Create find_duplicates.py #15

Closed AlienKevin closed 1 year ago

AlienKevin commented 2 years ago

Finds all duplicated lines within the CSV files. Aims to close issue 159 in rime-cantonese

AlienKevin commented 2 years ago

@ayaka14732 I added find_duplicates to the workflows. Though I'm not sure about how the workflow actually runs. Currently, I changed the script to output error messages to stdout, like validate.py. There are 859 duplicated lines right now so my console is overflown when I run the script. You might need to redirect the messages to some log file for inspection.

ayaka14732 commented 2 years ago

@AlienKevin If there exists duplicate entries in the dictionary, the script should terminate with a non-zero exit code, so that we will get a notification saying that the workflow run has failed. @laubonghaudoi We should remove the duplicate entries first, then merge the changed dictionaries back to this branch.

laubonghaudoi commented 2 years ago

@AlienKevin @ayaka14732 啱先刪咗重複詞條,你哋可以繼續嘞 https://github.com/CanCLID/rime-cantonese-upstream/commit/a80ee507406660331e6e7f9d0c79b0ef4db36ed5

AlienKevin commented 2 years ago

@ayaka14732 I updated the script to exit(1) if there are duplicates and print all error messages to stderr.

ayaka14732 commented 2 years ago

Why has the check passed? I thought https://github.com/CanCLID/rime-cantonese-upstream/commit/a80ee507406660331e6e7f9d0c79b0ef4db36ed5 has not been merged to this branch yet.

laubonghaudoi commented 2 years ago

係唔係 @AlienKevin 已經將最新版 pull 咗落呢個 PR

AlienKevin commented 2 years ago

呢個都幾奇怪,我冇pull過。會唔會checkout個action係自動checkout main分支嘅最新版本? See https://github.com/actions/checkout#usage

graphemecluster commented 2 years ago

@ayaka14732 綾香你會唔會偏好用 defaultdict

ayaka14732 commented 2 years ago

@ayaka14732 綾香你會唔會偏好用 defaultdict

Oh, I didn't notice. Should use defaultdict instead.

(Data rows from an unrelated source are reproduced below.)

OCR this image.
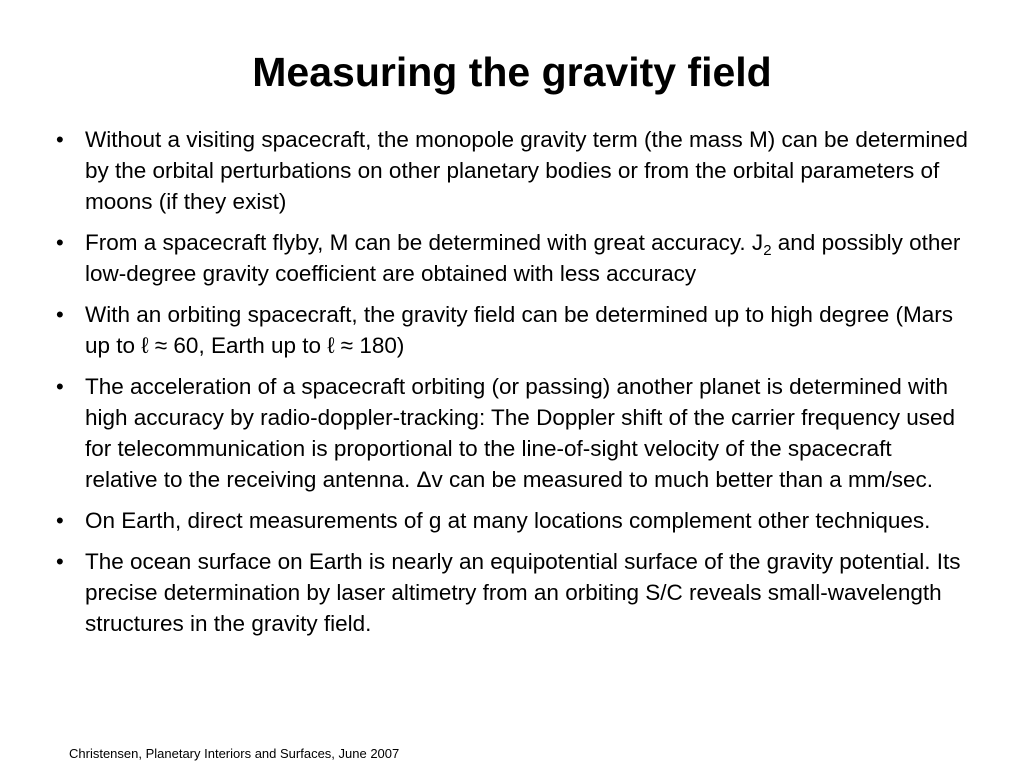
Measuring the gravity field
• Without a visiting spacecraft, the monopole gravity term (the mass M) can be determined by the orbital perturbations on other planetary bodies or from the orbital parameters of moons (if they exist)
• From a spacecraft flyby, M can be determined with great accuracy. $J_2$ and possibly other low-degree gravity coefficient are obtained with less accuracy
• With an orbiting spacecraft, the gravity field can be determined up to high degree (Mars up to ℓ ≈ 60, Earth up to ℓ ≈ 180)
• The acceleration of a spacecraft orbiting (or passing) another planet is determined with high accuracy by radio-doppler-tracking: The Doppler shift of the carrier frequency used for telecommunication is proportional to the line-of-sight velocity of the spacecraft relative to the receiving antenna. Δv can be measured to much better than a mm/sec.
• On Earth, direct measurements of g at many locations complement other techniques.
• The ocean surface on Earth is nearly an equipotential surface of the gravity potential. Its precise determination by laser altimetry from an orbiting S/C reveals small-wavelength structures in the gravity field.
Christensen, Planetary Interiors and Surfaces, June 2007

AlienKevin commented 2 years ago

Didn't know defaultdict exists. Seems like a neat feature. Updated to use defaultdict instead of dict.

graphemecluster commented 2 years ago

@AlienKevin You can pass the list constructor directly to the defaultdict constructor, I think it is the more common practice

AlienKevin commented 2 years ago

@graphemecluster Got it. @ayaka14732 Just applied your suggestions as a new commit.